Tenía una hija de esa edad. Por un momento, la vio tendida en el suelo, el rostro convertido en un recuerdo, su vida cortada de cuajo. El caso estaba ahora fuera de su jurisdicción, pero deseó una cosa: estar presente cuando atraparan al tipo que había hecho algo tan atroz.
Seth Frank masticaba un trozo de tostada al tiempo que intentaba atar el moño de su hija de seis años, impaciente por ir a la escuela, cuando sonó el teléfono. La mirada de su esposa le dijo todo lo que necesitaba saber. Ella se encargó del moño. Seth sujetó el auricular entre el hombro y la barbilla mientras acababa de hacerse el nudo de la corbata, sin dejar de escuchar la voz tranquila del oficial de transmisiones. Dos minutos más tarde estaba montado en el Ford de la jefatura y aceleraba a fondo, con las luces azules encendidas, por los caminos secundarios casi desiertos del condado.

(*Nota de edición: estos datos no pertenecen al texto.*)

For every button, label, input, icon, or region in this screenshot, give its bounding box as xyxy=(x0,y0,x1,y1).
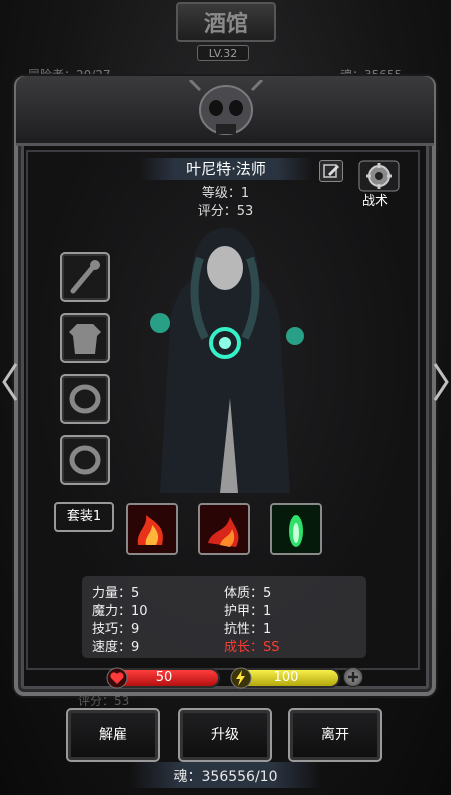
stat-resistance: 抗性：1 xyxy=(224,622,272,637)
heart-icon xyxy=(106,667,128,689)
leave-button[interactable]: 离开 xyxy=(288,708,382,762)
green-flame-skill[interactable] xyxy=(270,503,322,555)
ring-icon xyxy=(69,384,101,414)
hero-stats-panel: 力量：5 魔力：10 技巧：9 速度：9 体质：5 护甲：1 抗性：1 成长：S… xyxy=(82,576,366,658)
ring-slot-2[interactable] xyxy=(60,435,110,485)
stat-constitution: 体质：5 xyxy=(224,586,272,601)
stat-growth: 成长：SS xyxy=(224,640,280,655)
staff-icon xyxy=(70,260,100,294)
stat-strength: 力量：5 xyxy=(92,586,140,601)
stat-speed: 速度：9 xyxy=(92,640,140,655)
dismiss-button[interactable]: 解雇 xyxy=(66,708,160,762)
add-energy-button[interactable] xyxy=(343,667,363,687)
robe-icon xyxy=(69,324,101,354)
stat-skill: 技巧：9 xyxy=(92,622,140,637)
lightning-icon xyxy=(230,667,252,689)
player-level: LV.32 xyxy=(197,45,249,61)
plus-icon xyxy=(348,672,358,682)
rename-button[interactable] xyxy=(319,160,343,182)
mage-character-portrait xyxy=(150,228,304,493)
tavern-title: 酒馆 xyxy=(176,2,276,42)
soul-currency: 魂：356556/10 xyxy=(173,769,278,785)
equipment-set-button[interactable]: 套装1 xyxy=(54,502,114,532)
ring-slot-1[interactable] xyxy=(60,374,110,424)
stat-armor: 护甲：1 xyxy=(224,604,272,619)
weapon-staff-slot[interactable] xyxy=(60,252,110,302)
stat-magic: 魔力：10 xyxy=(92,604,148,619)
hero-name: 叶尼特·法师 xyxy=(140,158,312,180)
background-hero-score: 评分：53 xyxy=(78,694,130,708)
fire-skill-1[interactable] xyxy=(126,503,178,555)
ring-icon xyxy=(69,445,101,475)
fire-skill-icon xyxy=(128,505,176,553)
fire-skill-icon xyxy=(200,505,248,553)
armor-slot[interactable] xyxy=(60,313,110,363)
pencil-icon xyxy=(323,164,339,178)
previous-hero-arrow-icon[interactable] xyxy=(0,362,20,402)
green-flame-icon xyxy=(272,505,320,553)
tactic-label: 战术 xyxy=(362,194,389,209)
fire-skill-2[interactable] xyxy=(198,503,250,555)
skull-ornament-icon xyxy=(188,80,264,135)
upgrade-button[interactable]: 升级 xyxy=(178,708,272,762)
next-hero-arrow-icon[interactable] xyxy=(431,362,451,402)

A los cuarenta y un años, el cuerpo alto y fornido de Frank había comenzado el viaje inevitable hacia la madurez, y su pelo negro y rizado había conocido tiempos mejores. Padre de tres hijas que cada día eran personas más complejas y sorprendentes, había llegado a la conclusión de que no todo tenía sentido en la vida. Pero en el conjunto era un hombre feliz. La vida no le había maltratado, al menos por ahora. Llevaba en la policía los años suficientes para saber que eso podía ocurrir en cualquier momento.
Frank cogió un caramelo, le quitó el papel y lo masticó sin prisa mientras veía desfilar los pinos a gran velocidad. Había comenzado su carrera como policía en uno de los peores barrios de Nueva York, donde aquello que se decía sobre «el valor de la vida» era una soberana estupidez y donde había visto a la gente asesinar de todas las maneras posibles. A su debido tiempo le habían ascendido a detective, algo que entusiasmó a su esposa. Al menos ahora llegaría al lugar del crimen después de la marcha de los malos. Ella dormía mejor por las noches sabiendo que quizá nunca llegaría la llamada que destrozaría su vida. Era todo lo que podía desear al estar casada con un poli.